Logika Demokrasi
Konsensus bangsa Indonesia telah
menyepakati, bahwa dalam menyelenggarakan pemerintahan
kedaulatan berada di tangan rakyat. Terlebih lagi pada praktiknya rakyat
diberikan ruang seluas-luasnya untuk berpartisipasi secara aktif, dalam rangka
menentukan kelanjutan estafet kepemimpinan untuk jabatan-jabatan publik melalui
sarana pemilihan umum, yang notabene tanpa disadari telah mengimplementasikan
prinsip demokrasi secara langsung.
Menariknya bahwa dalam konteks pemilihan
umum, rakyat seakan mendapat kedudukan istimewa, bahkan pihak yang
berkepentingan mendorong partisipasi rakyat, untuk mendulang suara rakyat secara
masif pada kontestasi tertentu. Pada sisi yang lainnya, pihak yang
berkepentingan seakan lupa bahwa konsekuensi logis dari penerapan demokrasi,
salah satunya dengan memberi kebebasan kepada rakyat untuk berserikat dan
berkumpul, yang diantaranya diaktualisasikan dalam bentuk demonstrasi. Lantas,
mengapa demonstrasi yang melekat pada prinsip demokrasi kadangkala menjadi
momok yang mengkhawatirkan, sehingga perlu untuk diminimalisir ?
Sepintas
Demokrasi
Hakikat demokrasi (kedaulatan rakyat)
sebagai suatu sistem bermasyarakat dan bernegara, memberikan penekanan pada keberadaan
kekuasaan di tangan rakyat baik dalam penyelenggaraan negara maupun
pemerintahan. Merujuk pandangan J.J.Rousseau yang pada intinya menekankan bahwa
negara dianalogikan sebagai suatu perwakilan rakyat, sehingga prinsipnya yang
berdaulat ialah rakyat, adapun pemerintah hanya diposisikan sebagai wakilnya rakyat.

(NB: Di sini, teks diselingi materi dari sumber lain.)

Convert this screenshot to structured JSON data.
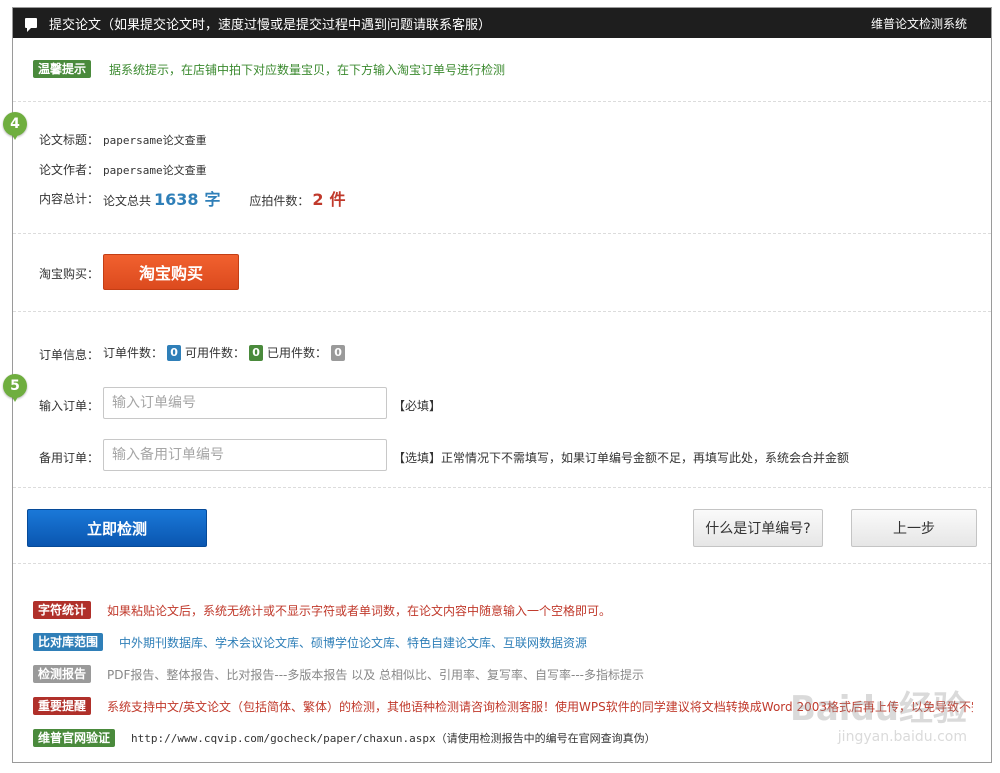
{
  "window": {
    "title": "提交论文（如果提交论文时，速度过慢或是提交过程中遇到问题请联系客服）",
    "system_name": "维普论文检测系统"
  },
  "tip": {
    "tag": "温馨提示",
    "text": "据系统提示，在店铺中拍下对应数量宝贝，在下方输入淘宝订单号进行检测"
  },
  "paper": {
    "step": "4",
    "title_label": "论文标题：",
    "title_value": "papersame论文查重",
    "author_label": "论文作者：",
    "author_value": "papersame论文查重",
    "total_label": "内容总计：",
    "total_prefix": "论文总共",
    "char_count": "1638",
    "char_unit": "字",
    "pieces_label": "应拍件数：",
    "pieces_count": "2",
    "pieces_unit": "件"
  },
  "purchase": {
    "label": "淘宝购买：",
    "button": "淘宝购买"
  },
  "order": {
    "step": "5",
    "info_label": "订单信息：",
    "order_count_label": "订单件数：",
    "order_count": "0",
    "available_label": "可用件数：",
    "available_count": "0",
    "used_label": "已用件数：",
    "used_count": "0",
    "input_label": "输入订单：",
    "input_placeholder": "输入订单编号",
    "input_hint": "【必填】",
    "backup_label": "备用订单：",
    "backup_placeholder": "输入备用订单编号",
    "backup_hint": "【选填】正常情况下不需填写，如果订单编号金额不足，再填写此处，系统会合并金额"
  },
  "actions": {
    "submit": "立即检测",
    "what_is_order": "什么是订单编号?",
    "back": "上一步"
  },
  "notes": [
    {
      "tag": "字符统计",
      "tag_color": "#b0302a",
      "text": "如果粘贴论文后，系统无统计或不显示字符或者单词数，在论文内容中随意输入一个空格即可。",
      "text_color": "#c0392b"
    },
    {
      "tag": "比对库范围",
      "tag_color": "#2f7fb8",
      "text": "中外期刊数据库、学术会议论文库、硕博学位论文库、特色自建论文库、互联网数据资源",
      "text_color": "#2f7fb8"
    },
    {
      "tag": "检测报告",
      "tag_color": "#9a9a9a",
      "text": "PDF报告、整体报告、比对报告---多版本报告 以及 总相似比、引用率、复写率、自写率---多指标提示",
      "text_color": "#888888"
    },
    {
      "tag": "重要提醒",
      "tag_color": "#b0302a",
      "text": "系统支持中文/英文论文（包括简体、繁体）的检测，其他语种检测请咨询检测客服！使用WPS软件的同学建议将文档转换成Word 2003格式后再上传，以免导致不完整》",
      "text_color": "#c0392b"
    },
    {
      "tag": "维普官网验证",
      "tag_color": "#4a8a3c",
      "text": "http://www.cqvip.com/gocheck/paper/chaxun.aspx（请使用检测报告中的编号在官网查询真伪）",
      "text_color": "#333333"
    }
  ],
  "watermark": {
    "main": "Baidu经验",
    "sub": "jingyan.baidu.com"
  }
}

Mencermati uraian tersebut, dalam
konteks penyelenggaraan pemerintahan di Indonesia, sebagaimana yang diamanatkan
melalui UUDNRI Tahun 1945, khususnya Pasal 1 (2), menegaskan bahwa “Kedaulatan berada ditangan rakyat, dan dilaksanakan
sepenuhnya menurut Undang-Undang Dasar”. Bahwa benar tidak disebutkan
secara tegas sistem demokrasinya. Namun demikian, seyogyanya dipahami bahwa
kedaulatan rakyat adalah prinsipnya, yang diwujudkan melalui demokrasi.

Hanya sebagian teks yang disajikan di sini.